Las anteriores reflexiones nos llevan fácilmente a la conclusión de que una reunificación sólo puede significar sumisión. Porque sería una locura no someterse a una autoridad divina. No sólo sería una impiedad, sino una insensatez. La única cuestión que se debe plantear todo cristiano en su búsqueda de la verdad es: entre tantas autoridades, ¿cuál es la divina? Si no hay una autoridad divina, no hay obligación alguna de creer. Porque nadie puede inventarse una fe católica propia a la que ajustarse por encima de sus propios pensamientos. Por otro lado, si hay una autoridad divina, nos basta con sujetarnos a ella. No se debe hablar de reunificación, sino de sumisión. Dios no ha instaurado una autoridad en este mundo para ponerse de acuerdo con el parecer de las diversas sectas, sino para enseñar a los hombres la verdad íntegra que conduce la salvación, y para que se la obedezca de todo corazón y con el pleno asentimiento de la voluntad. Sin duda, una de las razones por las que tantos protestantes confunden la cuestión es que confunden el simple alcance de la autoridad católica. Confunden el aspecto puramente natural de la Iglesia Católica con los poderes sobrenaturales del Divino Maestro: toman simples accidentes por los aspectos esenciales de la vida católica. La infalibilidad sólo afecta la fe y la moral; dos terrenos en los que razón humana es necesariamente incompetente para definir las verdades divinas. La autoridad católica es infalible en lo que respecta a las verdades de Dios, en lo que se refiere a la salvación de los hombres. Fuera de eso, tanto el Sumo Pontífice como la totalidad de los obispos reunidos en concilio, sólo pueden hablar con la prudente discreción que corresponde a los santos. Hace algunas semanas, un destacado diario del sector conservador anglicano afirmaba que el Papa no podía ser infalible porque había considerado prudente modificar su política hacia Irlanda para evitar complicaciones en las relaciones con el Reino Unido. Si protestantes con mucha cultura son capaces de publicar semejantes disparates, ¿cómo nos vamos a extrañar de que se confunda el hombre de la calle? Es casi una perogrullada decir que una autoridad docente sólo tiene atribuciones para enseñar dentro de ciertos límites. Y la fe y la moral, no la política ni la astronomía, la química o la botánica constituyen la jurisdicción de la infalibilidad eclesial.

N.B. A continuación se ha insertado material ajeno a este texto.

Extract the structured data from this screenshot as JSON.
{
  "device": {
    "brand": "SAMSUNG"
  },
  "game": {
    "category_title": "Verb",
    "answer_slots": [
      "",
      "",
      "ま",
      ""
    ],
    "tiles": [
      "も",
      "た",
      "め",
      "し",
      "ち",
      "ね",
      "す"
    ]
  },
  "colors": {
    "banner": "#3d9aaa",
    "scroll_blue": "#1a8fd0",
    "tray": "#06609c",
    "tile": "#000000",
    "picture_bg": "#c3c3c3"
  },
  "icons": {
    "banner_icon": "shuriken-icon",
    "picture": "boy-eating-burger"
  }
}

Así pues, someterse a la autoridad católica es sujetarse únicamente en aquellas cuestiones que reconocidamente superan el alcance de los conocimientos naturales. Y ciertamente es una sumisión perfectamente razonable. Si se nos permite una endeble analogía, no se estudia medicina para ser matemático ni química para aprender música, ni bel canto para resolver una ecuación cuadrática. Es lo que se dice increíble que todo protestante, sea cual sea su profesión, crea que nació como un pontífice capacitado para decidir en todo momento sobre cada misterio de la fe y enseñar la verdad a la Iglesia y todos los fieles. . Aun en lo natural, semejante idea sería fantástica. Pero como las verdades de las que hablamos no son naturales –o al menos son a la vez sobrenaturales y naturales–, la afirmación de que cada protestante es un pontífice nato (y tan infalible que puede enseñar a cada pontífice) se debe desechar como una fantasía y un delirio de grandeza.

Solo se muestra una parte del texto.